In the studied family, the phenotypic heterogeneity often observed in autosomal recessive congenital ichthyosis4 and the two disease entities being related in terms of appearance of the integument were the leading causes of misdiagnosis in the patient V-2. This seemingly uncommon scenario has also been found elsewhere where a family was segregating the most common ichthyoses viz the semi-dominant ichthyosis vulgaris (prevalence 1:250), and XLI (prevalence 1:2,000), either disorder was inherited from a parent9. Besides, a recent report shows concurrent congenital myopathies and hypophosphatemic rickets in a consanguineous family which was resolved only after being analyzed molecularly through whole exome sequencing10. With the higher accessibility and advancements in molecular technologies, this scenario is expected to be observed more often especially in areas where consanguinity and marriages within tribe/caste are frequently practiced. The degree of consanguinity and the frequency of the pathogenic allele are directly related to the chances of co-occurrence of inherited diseases3. Therefore, in addition to phenotypic heterogeneity, the higher chances of co-occurrence of genetic disorders in inbred populations should never be dismissed for accurate diagnosis, as otherwise, the co-occurring features of etiologically different disease entities within the same individual or concurrence of related inherited diseases in members of the same family may lead to misleading diagnosis and genetic counseling.
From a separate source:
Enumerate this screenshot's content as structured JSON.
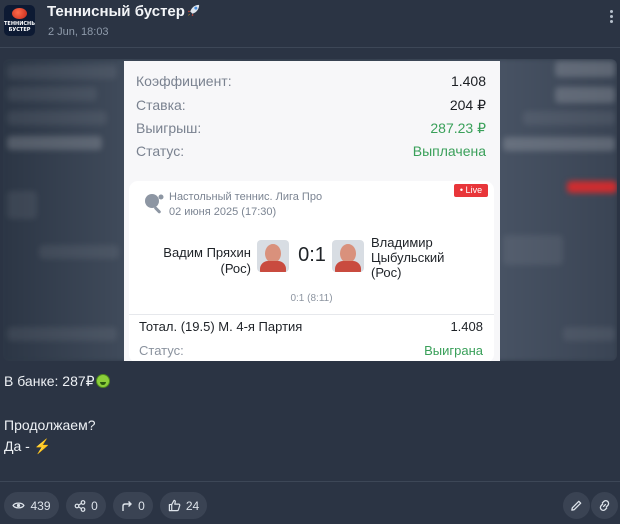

Moreover, a multigene panel covering all the genes related to the disease symptoms is considered the test of choice to avoid the confusion arising from overlapping features of the disorders410.
To conclude, we identified two Pakistani siblings affected with different types of ichthyoses. The scenario reflects an adverse outcome of the higher consanguinity and sociocultural norms practiced in this demographic location.

Figures and Tables

Fig. 1

(A) Pedigree of the studied family. Squares and circles represent males and females, respectively. Clear and filled symbols are indicative of unaffected and affected status of individuals, respectively. Symbols with crossed lines indicate deceased individuals. Double lines denote consanguineous marriage and an arrow at the left bottom corner of symbol denotes proband. (B~E) Phenotypic appearance at different anatomic sites of the affected individual V-1. (F~H) Phenotypic appearance at different anatomic sites of the affected individual V-2.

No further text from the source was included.